TODO: proceed from here. Note that this change implies the need to add
a parameter to unwrap_X, since we will now append an additional column to X.
I don't understand why we don't need to add an additional column to X in this case.
while a GridSearchCV wrapping a Pipeline currently takes parameters with keys like {step_name}{prop_name}, this explicit routing, and conflict with GridSearchCV routing destinations, implies keys like estimator{step_name}__{prop_name}.
I'm not sure I completely understand this. A small illustration might help? Also, does "GridSearchCV routing destinations" refers to param_grid
instead?
All consumers would be required to check that
This sentence seems unfinished?
About solution 4:
Here the meta-estimator provides only what its each of its children requests. The meta-estimator would also need to request, on behalf of its children, any prop that descendant consumers require.

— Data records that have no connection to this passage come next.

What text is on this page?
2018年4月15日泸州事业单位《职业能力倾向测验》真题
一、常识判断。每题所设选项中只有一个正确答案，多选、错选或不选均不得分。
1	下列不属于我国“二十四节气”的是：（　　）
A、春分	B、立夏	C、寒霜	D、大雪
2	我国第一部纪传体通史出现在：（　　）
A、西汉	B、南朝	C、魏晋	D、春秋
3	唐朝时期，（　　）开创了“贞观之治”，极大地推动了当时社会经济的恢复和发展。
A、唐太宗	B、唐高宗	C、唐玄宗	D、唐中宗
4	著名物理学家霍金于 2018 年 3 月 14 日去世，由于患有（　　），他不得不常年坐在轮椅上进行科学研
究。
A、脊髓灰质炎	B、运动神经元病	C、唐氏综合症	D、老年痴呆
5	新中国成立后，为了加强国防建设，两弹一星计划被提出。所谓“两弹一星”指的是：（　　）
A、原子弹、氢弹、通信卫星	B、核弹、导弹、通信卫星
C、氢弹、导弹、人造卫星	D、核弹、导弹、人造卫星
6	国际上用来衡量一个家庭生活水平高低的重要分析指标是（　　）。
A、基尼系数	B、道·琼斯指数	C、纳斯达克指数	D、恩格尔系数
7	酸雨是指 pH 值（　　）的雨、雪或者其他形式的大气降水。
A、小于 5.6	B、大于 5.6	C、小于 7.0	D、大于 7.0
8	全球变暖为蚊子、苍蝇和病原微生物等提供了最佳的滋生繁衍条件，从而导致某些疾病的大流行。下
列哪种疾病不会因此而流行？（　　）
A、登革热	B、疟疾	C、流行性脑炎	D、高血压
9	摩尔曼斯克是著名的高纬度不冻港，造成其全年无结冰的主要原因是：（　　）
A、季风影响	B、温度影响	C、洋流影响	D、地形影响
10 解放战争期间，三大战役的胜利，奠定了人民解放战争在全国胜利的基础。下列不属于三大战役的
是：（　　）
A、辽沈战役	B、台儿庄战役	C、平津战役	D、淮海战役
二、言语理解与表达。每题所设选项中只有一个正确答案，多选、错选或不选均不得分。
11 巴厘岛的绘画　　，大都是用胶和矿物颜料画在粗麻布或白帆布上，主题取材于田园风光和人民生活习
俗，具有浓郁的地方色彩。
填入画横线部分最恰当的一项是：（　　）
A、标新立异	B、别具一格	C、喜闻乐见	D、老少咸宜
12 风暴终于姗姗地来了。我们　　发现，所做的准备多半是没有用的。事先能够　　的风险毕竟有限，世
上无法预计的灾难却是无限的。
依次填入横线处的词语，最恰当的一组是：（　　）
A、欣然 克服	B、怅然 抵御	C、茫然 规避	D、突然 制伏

I could be wrong, but this doesn't seem to define the "essence" of solution 4, especially comparatively to solution 3. It seems to me that in solution 3, as well, the meta estimators only provides what the childrens need/request:
Each meta-estimator is given a routing specification which it must follow in passing only the required parameters to each of its children
For estimators to be cloned, this request information needs to be cloned with it
I'm not sure I understand this sentence. Seems like the grammar may be wrong?
get_props_request will return a dict
It is said prior that get_props_request would return a list (and possibly a dict)
One thing that isn't clear to me is the behaviour of solution 4., outside of the use of meta-estimators.
For example, what does this do:
lr = LogisticRegression().set_props_request(['sample_weights'])
lr.fit(X, y, sample_weights=None) # ?
lr = LogisticRegression().set_props_request([])
lr.fit(X, y, sample_weights=sample_weights) # ?
-
All examples seem to illustrate how cross_validate
is used, but none of them illustrate what a call to fit()
may look like. I think this may be useful as well (and might resolve .8 for me)
**kw syntax will be used to pass props by key.
In the examples of solution 4., **kw
are never used. Should they? Or does this refer to a call to fit
?
- Other stuff
- There are still a bunch of TODOs: we should remove them before calling for a vote
- Related: "(likley out of scope) passing sample properties..." The scope of the SLEP should be non-ambiguous so maybe we want to remove this bullet point.
- Not important but the use
# %%
doesn't render in the html docs.
- It would help to have a brief description of the proposed solution at the top, or an "abstract" section, as per our SLEP template.